Segundo dados do Museu da Imigração, o ápice da imigração japonesa no Brasil ocorreu entre os anos de 1926 e 1935, com cerca de 240 mil japoneses. Hoje, estima-se que existam mais de 2 milhões de descendentes destes imigrantes no Brasil.
O movimentou influenciou, não somente a cultura brasileira, mas principalmente, a agricultura. Com a chegada dos imigrantes, que vieram inicialmente para atuar em lavouras de café no interior de São Paulo, outras áreas ganharam projeção no campo, principalmente as culturas de algodão e de hortaliças e frutas. E com isso, hábitos alimentares também foram introduzidos no país.

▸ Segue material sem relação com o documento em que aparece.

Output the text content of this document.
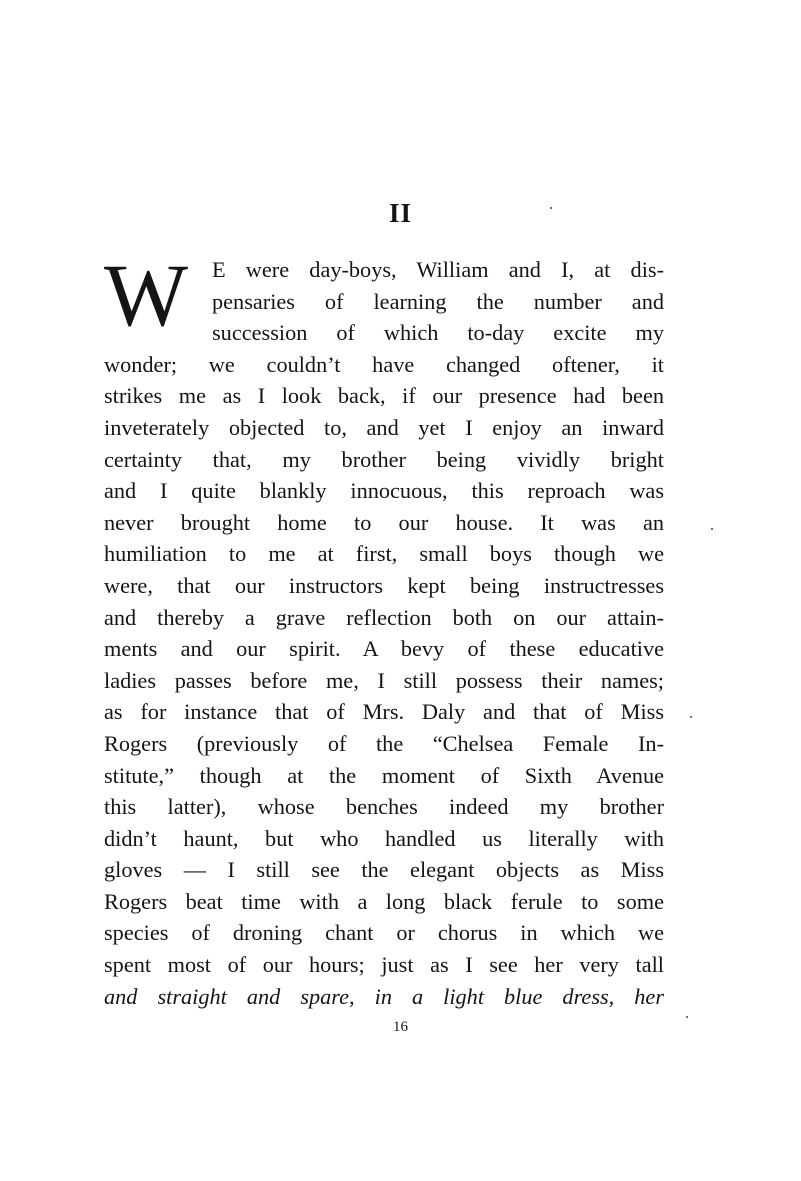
II
W E were day-boys, William and I, at dis-
pensaries of learning the number and
succession of which to-day excite my
wonder; we couldn’t have changed oftener, it
strikes me as I look back, if our presence had been
inveterately objected to, and yet I enjoy an inward
certainty that, my brother being vividly bright
and I quite blankly innocuous, this reproach was
never brought home to our house. It was an
humiliation to me at first, small boys though we
were, that our instructors kept being instructresses
and thereby a grave reflection both on our attain-
ments and our spirit. A bevy of these educative
ladies passes before me, I still possess their names;
as for instance that of Mrs. Daly and that of Miss
Rogers (previously of the “Chelsea Female In-
stitute,” though at the moment of Sixth Avenue
this latter), whose benches indeed my brother
didn’t haunt, but who handled us literally with
gloves — I still see the elegant objects as Miss
Rogers beat time with a long black ferule to some
species of droning chant or chorus in which we
spent most of our hours; just as I see her very tall
and straight and spare, in a light blue dress, her
16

A revolução na mesa dos brasileiros
Os imigrantes japoneses foram os responsáveis diretos pela introdução ou pela grande difusão de alimentos como acelga, couve, berinjela e rabanete . Itens como nabo, cebolinha, pepino japonês, caqui, maçã, pera e uva também passaram a fazer parte do cardápio do país por causa da colônia.
Essa produção em larga escala permitiu o estabelecimento de cinturões verdes determinantes para o abastecimento em São Paulo e no Paraná . A transição da monocultura do café para a policultura de alimentos consolidou novas técnicas de agricultura intensiva. Registros oficiais da Embrapa corroboram o papel indispensável dosnikkeis(descendentes)nessa mudança.
Na Região Norte, os núcleos de Tomé-Açu (PA), Maués (AM) e Parintins (AM) impulsionaram a economia local a partir de 1929. A região estava estagnada desde o fim do ciclo da borracha. Os japoneses introduziram com sucesso culturas exóticas como a pimenta-do-reino e a juta na Amazônia, criando novos polos econômicos.
No interior de São Paulo, os japoneses cultivaram algodão em larga escala, além de terem criado polos de produção do verdadeiro chá , como na região de Registro. Em todo o Brasil, apenas quatro propriedades rurais familiares são responsáveis pelo cultivo do chá no Brasil.
Associativismo e o avanço no Cerrado
Além do trabalho direto no campo, a colônia japonesa revolucionou o agronegócio brasileiro por meio do associativismo. Os imigrantes lideraram a criação da histórica Cooperativa Agrícola de Cotia (CAC), fundada em 1927. A organização tornou-se um marco do cooperativismo nacional até o encerramento de suas atividades em 1994.
Na década de 1970, parcerias técnico-científicas entre os governos do Brasil e do Japão abriram novas fronteiras agrícolas. O esforço conjunto ajudou a corrigir o solo ácido e permitiu o desenvolvimento do Cerrado para a produção comercial de soja.
O avanço tecnológico no setor de maquinário agrícola também tem forte DNA japonês por meio da trajetória de Shunji Nishimura. O imigrante fixou-se em Pompeia (SP), onde fundou a Jacto. Foi Shunji quem inventou a primeira colheitadeira de café do mundo, a pioneira Jacto K-3. Ele criou a máquina após sofrer, quando criança, para colher café manualmente nas lavouras,
A companhia se transformou em um império global que exporta maquinário para dezenas de países. Em 1979, Nishimura instituiu a Fundação Shunji Nishimura de Tecnologia. A entidade mantém o foco voltado para a educação e para a inovação tecnológica no campo.